Chen Robert, Sun Jimeng, Dittus Robert S, Fabbri Daniel, Kirby Jacqueline, Laffer Cheryl L, McNaughton Candace D, Malin Bradley
IEEE J Biomed Health Inform. 2016 Jan 4. doi: 10.1109/JBHI.2016.2514264.
The goal of this study is to devise a machine learning framework to assist care coordination programs in prognostic stratification to design and deliver personalized care plans and to allocate financial and medical resources effectively.
This study is based on a de-identified cohort of 2,521 hypertension patients from a chronic care coordination program at the Vanderbilt University Medical Center. Patients were modeled as vectors of features derived from electronic health records (EHRs) over a six-year period. We applied a stepwise regression to identify risk factors associated with a decrease in mean arterial pressure of at least 2 mmHg after program enrollment. The resulting features were subsequently validated via a logistic regression classifier. Finally, risk factors were applied to group the patients through model-based clustering.
We identified a set of predictive features that consisted of a mix of demographic, medication, and diagnostic concepts.
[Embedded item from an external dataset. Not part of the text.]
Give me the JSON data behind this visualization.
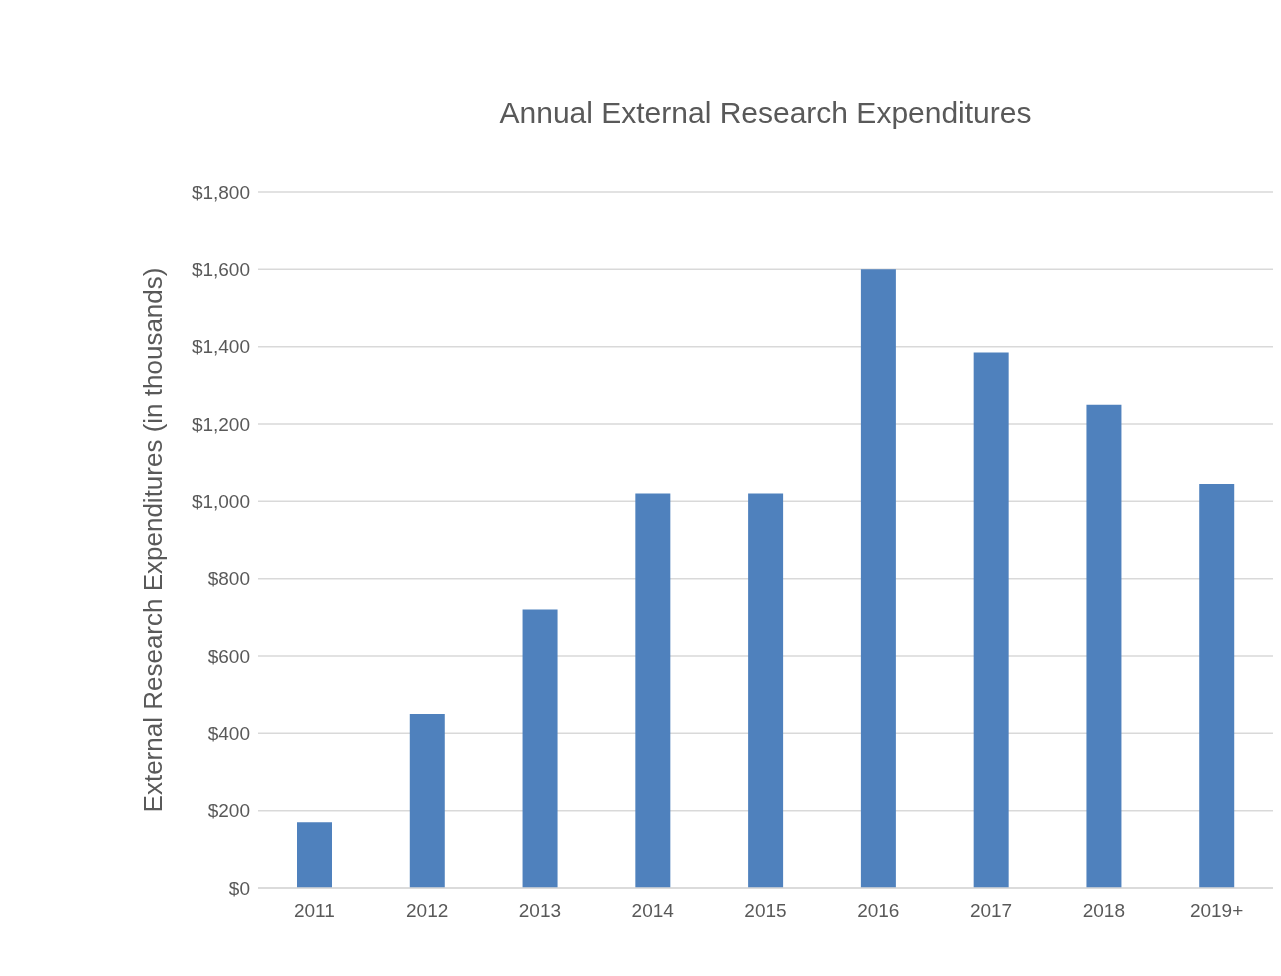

Logistic regression over these features yielded an area under the ROC curve (AUC) of 0.71 (95% CI: [0.67, 0.76]). Based on these features, four clinically meaningful groups are identified through clustering - two of which represented patients with more severe disease profiles, while the remaining represented patients with mild disease profiles.
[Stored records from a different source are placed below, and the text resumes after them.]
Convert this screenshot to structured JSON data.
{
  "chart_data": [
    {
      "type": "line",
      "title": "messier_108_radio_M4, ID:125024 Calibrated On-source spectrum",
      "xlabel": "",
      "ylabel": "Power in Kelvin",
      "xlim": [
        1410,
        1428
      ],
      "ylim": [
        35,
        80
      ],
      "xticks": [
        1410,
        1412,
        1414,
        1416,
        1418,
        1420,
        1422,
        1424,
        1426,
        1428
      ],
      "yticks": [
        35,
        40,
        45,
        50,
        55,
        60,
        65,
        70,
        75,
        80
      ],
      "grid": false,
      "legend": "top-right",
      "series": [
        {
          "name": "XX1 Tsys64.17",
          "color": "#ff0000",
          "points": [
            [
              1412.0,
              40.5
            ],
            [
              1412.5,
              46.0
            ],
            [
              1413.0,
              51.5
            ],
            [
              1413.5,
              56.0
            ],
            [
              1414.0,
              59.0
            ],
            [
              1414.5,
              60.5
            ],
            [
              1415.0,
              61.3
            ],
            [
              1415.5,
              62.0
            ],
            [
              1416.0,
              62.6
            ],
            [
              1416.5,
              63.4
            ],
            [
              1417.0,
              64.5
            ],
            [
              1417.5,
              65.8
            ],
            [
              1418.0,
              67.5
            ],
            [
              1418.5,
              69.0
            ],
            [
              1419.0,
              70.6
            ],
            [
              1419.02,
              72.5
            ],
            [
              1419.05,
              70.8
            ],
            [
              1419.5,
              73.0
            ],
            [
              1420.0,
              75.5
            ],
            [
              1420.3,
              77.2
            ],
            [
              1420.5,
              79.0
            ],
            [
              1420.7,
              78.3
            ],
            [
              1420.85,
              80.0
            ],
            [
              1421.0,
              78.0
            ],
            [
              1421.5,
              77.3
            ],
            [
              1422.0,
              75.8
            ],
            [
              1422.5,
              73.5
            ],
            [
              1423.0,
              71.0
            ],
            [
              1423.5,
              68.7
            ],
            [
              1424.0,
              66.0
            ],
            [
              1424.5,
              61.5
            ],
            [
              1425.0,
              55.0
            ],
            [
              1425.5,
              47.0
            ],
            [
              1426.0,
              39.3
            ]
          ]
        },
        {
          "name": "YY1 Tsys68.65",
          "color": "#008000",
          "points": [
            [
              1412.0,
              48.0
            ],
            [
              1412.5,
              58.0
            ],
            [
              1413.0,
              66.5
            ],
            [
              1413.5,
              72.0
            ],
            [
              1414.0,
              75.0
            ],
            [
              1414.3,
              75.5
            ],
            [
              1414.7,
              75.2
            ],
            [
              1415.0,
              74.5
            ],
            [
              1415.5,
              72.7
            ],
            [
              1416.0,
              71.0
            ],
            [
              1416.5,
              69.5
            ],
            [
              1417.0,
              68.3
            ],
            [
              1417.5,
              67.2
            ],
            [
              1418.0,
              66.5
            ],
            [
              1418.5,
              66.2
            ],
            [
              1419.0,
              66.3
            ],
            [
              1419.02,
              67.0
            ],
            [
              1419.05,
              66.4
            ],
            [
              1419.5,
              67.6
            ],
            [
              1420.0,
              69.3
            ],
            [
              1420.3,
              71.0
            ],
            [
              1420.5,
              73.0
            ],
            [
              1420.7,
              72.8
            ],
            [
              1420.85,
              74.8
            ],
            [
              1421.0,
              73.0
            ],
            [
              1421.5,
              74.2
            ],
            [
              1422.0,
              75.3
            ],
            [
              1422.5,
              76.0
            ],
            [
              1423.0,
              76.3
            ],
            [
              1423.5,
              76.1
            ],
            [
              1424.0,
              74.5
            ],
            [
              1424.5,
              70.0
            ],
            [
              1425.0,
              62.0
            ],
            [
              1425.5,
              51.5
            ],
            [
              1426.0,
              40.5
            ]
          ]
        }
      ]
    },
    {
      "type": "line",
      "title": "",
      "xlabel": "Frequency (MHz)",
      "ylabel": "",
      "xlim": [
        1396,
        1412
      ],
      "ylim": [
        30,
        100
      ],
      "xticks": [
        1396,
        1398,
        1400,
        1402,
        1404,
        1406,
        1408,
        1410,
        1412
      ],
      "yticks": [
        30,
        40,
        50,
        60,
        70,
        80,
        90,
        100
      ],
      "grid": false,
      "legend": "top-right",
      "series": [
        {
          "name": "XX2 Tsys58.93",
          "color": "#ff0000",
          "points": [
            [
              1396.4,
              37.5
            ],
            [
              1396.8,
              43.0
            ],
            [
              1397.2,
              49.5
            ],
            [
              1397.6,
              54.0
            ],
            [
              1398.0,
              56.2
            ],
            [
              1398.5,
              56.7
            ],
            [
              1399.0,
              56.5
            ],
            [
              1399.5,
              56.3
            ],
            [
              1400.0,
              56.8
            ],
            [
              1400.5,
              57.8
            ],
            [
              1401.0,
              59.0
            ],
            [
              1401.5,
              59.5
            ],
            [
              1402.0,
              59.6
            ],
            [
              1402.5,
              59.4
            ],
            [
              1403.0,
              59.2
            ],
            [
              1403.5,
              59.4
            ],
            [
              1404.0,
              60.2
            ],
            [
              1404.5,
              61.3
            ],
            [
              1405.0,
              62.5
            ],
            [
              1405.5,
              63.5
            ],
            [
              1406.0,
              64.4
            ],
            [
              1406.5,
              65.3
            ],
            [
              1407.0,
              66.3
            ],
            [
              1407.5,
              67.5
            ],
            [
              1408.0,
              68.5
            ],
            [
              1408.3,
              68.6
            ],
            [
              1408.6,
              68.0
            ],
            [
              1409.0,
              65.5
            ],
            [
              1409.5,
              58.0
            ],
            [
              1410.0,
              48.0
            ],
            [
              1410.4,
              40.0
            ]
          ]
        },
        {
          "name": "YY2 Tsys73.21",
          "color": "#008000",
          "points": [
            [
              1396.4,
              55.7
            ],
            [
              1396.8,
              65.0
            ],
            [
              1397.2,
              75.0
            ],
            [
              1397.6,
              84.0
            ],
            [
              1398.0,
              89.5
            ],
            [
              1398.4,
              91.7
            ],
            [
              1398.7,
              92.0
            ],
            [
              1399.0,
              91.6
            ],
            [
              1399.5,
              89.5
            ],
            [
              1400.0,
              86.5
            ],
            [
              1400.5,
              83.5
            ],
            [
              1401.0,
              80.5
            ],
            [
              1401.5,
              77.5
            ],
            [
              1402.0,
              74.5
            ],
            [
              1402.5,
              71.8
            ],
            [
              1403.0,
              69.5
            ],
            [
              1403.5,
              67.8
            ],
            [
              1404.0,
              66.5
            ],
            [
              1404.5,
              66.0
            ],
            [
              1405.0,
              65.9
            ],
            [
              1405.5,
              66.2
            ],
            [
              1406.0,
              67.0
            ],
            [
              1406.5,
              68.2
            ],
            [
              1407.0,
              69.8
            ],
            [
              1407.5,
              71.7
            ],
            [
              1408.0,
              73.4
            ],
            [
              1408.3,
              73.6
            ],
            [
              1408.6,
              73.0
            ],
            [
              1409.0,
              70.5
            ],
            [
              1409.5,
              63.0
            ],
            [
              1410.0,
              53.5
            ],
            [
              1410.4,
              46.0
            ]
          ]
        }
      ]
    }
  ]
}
Patients with hypertension can exhibit significant variation in their blood pressure control status and responsiveness to therapy. Yet this work shows that a clustering analysis can generate more homogeneous patient groups, which may aid clinicians in designing and implementing customized care programs.
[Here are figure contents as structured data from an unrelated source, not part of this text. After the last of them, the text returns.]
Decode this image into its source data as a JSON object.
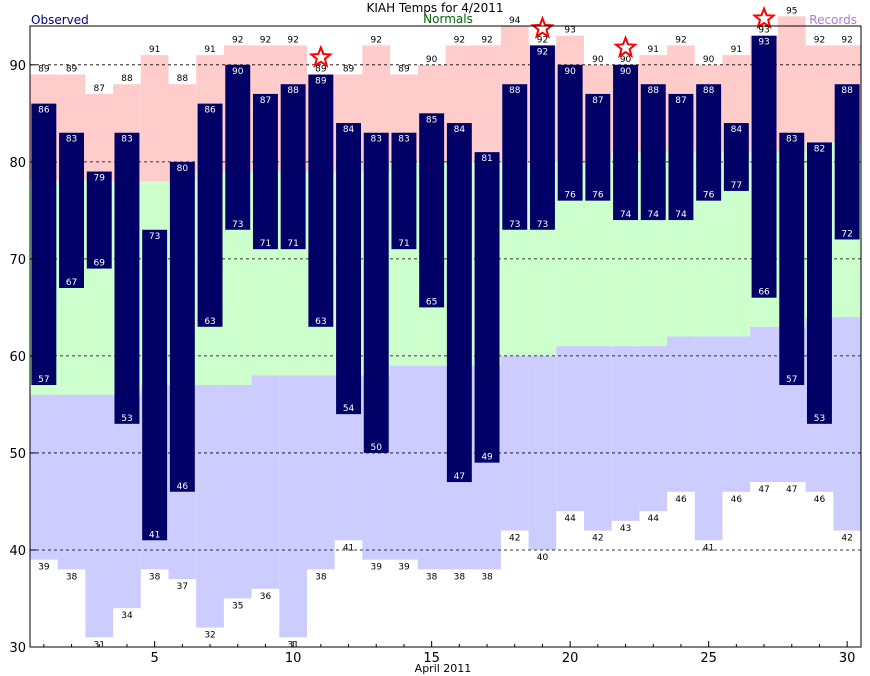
{
  "chart_data": {
    "type": "bar",
    "title": "KIAH Temps for 4/2011",
    "legend": {
      "observed": "Observed",
      "normals": "Normals",
      "records": "Records"
    },
    "xlabel": "April 2011",
    "xlim": [
      0.5,
      30.5
    ],
    "ylim": [
      30,
      94
    ],
    "x_ticks": [
      5,
      10,
      15,
      20,
      25,
      30
    ],
    "y_ticks": [
      30,
      40,
      50,
      60,
      70,
      80,
      90
    ],
    "grid": "dashed horizontal at 40, 50, 60, 70, 80, 90",
    "colors": {
      "observed": "#000066",
      "normal_band": "#ccffcc",
      "record_high_band": "#ffcccc",
      "record_low_band": "#ccccff",
      "record_star": "#ff0000",
      "observed_legend": "#000080",
      "normals_legend": "#006400",
      "records_legend": "#b07ad8"
    },
    "days": [
      1,
      2,
      3,
      4,
      5,
      6,
      7,
      8,
      9,
      10,
      11,
      12,
      13,
      14,
      15,
      16,
      17,
      18,
      19,
      20,
      21,
      22,
      23,
      24,
      25,
      26,
      27,
      28,
      29,
      30
    ],
    "observed_high": [
      86,
      83,
      79,
      83,
      73,
      80,
      86,
      90,
      87,
      88,
      89,
      84,
      83,
      83,
      85,
      84,
      81,
      88,
      92,
      90,
      87,
      90,
      88,
      87,
      88,
      84,
      93,
      83,
      82,
      88
    ],
    "observed_low": [
      57,
      67,
      69,
      53,
      41,
      46,
      63,
      73,
      71,
      71,
      63,
      54,
      50,
      71,
      65,
      47,
      49,
      73,
      73,
      76,
      76,
      74,
      74,
      74,
      76,
      77,
      66,
      57,
      53,
      72
    ],
    "record_high": [
      89,
      89,
      87,
      88,
      91,
      88,
      91,
      92,
      92,
      92,
      89,
      89,
      92,
      89,
      90,
      92,
      92,
      94,
      92,
      93,
      90,
      90,
      91,
      92,
      90,
      91,
      93,
      95,
      92,
      92
    ],
    "record_low": [
      39,
      38,
      31,
      34,
      38,
      37,
      32,
      35,
      36,
      31,
      38,
      41,
      39,
      39,
      38,
      38,
      38,
      42,
      40,
      44,
      42,
      43,
      44,
      46,
      41,
      46,
      47,
      47,
      46,
      42
    ],
    "normal_high": [
      78,
      78,
      78,
      78,
      78,
      78,
      79,
      79,
      79,
      79,
      79,
      79,
      79,
      80,
      80,
      80,
      80,
      80,
      80,
      80,
      80,
      81,
      81,
      81,
      81,
      81,
      81,
      81,
      82,
      82
    ],
    "normal_low": [
      56,
      56,
      56,
      56,
      57,
      57,
      57,
      57,
      58,
      58,
      58,
      58,
      58,
      59,
      59,
      59,
      59,
      60,
      60,
      61,
      61,
      61,
      61,
      62,
      62,
      62,
      63,
      63,
      64,
      64
    ],
    "record_set_days": [
      11,
      19,
      22,
      27
    ]
  }
}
The study shows that predictive modeling and clustering using EHR data can be beneficial for providing a systematic, generalized approach for care providers to tailor their management approach based upon patient-level factors.
本研究的目标是设计一个机器学习框架,以协助护理协调项目进行预后分层,从而设计并提供个性化护理计划,并有效分配财政和医疗资源。
本研究基于范德堡大学医学中心慢性护理协调项目中2521名高血压患者的去识别队列。患者被建模为六年期间从电子健康记录(EHR)中提取的特征向量。我们应用逐步回归来识别与项目入组后平均动脉压至少降低2 mmHg相关的风险因素。随后通过逻辑回归分类器对所得特征进行验证。最后,应用风险因素通过基于模型的聚类对患者进行分组。
我们识别出一组预测特征,其中包括人口统计学、药物治疗和诊断概念的混合。对这些特征进行逻辑回归得到的ROC曲线下面积(AUC)为0.71(95% CI:[0.67, 0.76])。基于这些特征,通过聚类识别出四个具有临床意义的组——其中两组代表疾病特征更严重的患者,而其余两组代表疾病特征较轻的患者。
高血压患者在血压控制状态和对治疗的反应性方面可能表现出显著差异。然而,这项工作表明聚类分析可以生成更同质的患者组,这可能有助于临床医生设计和实施定制的护理项目。
该研究表明,使用EHR数据进行预测建模和聚类有助于为护理人员提供一种系统的、通用的方法,以便根据患者层面的因素调整管理方法。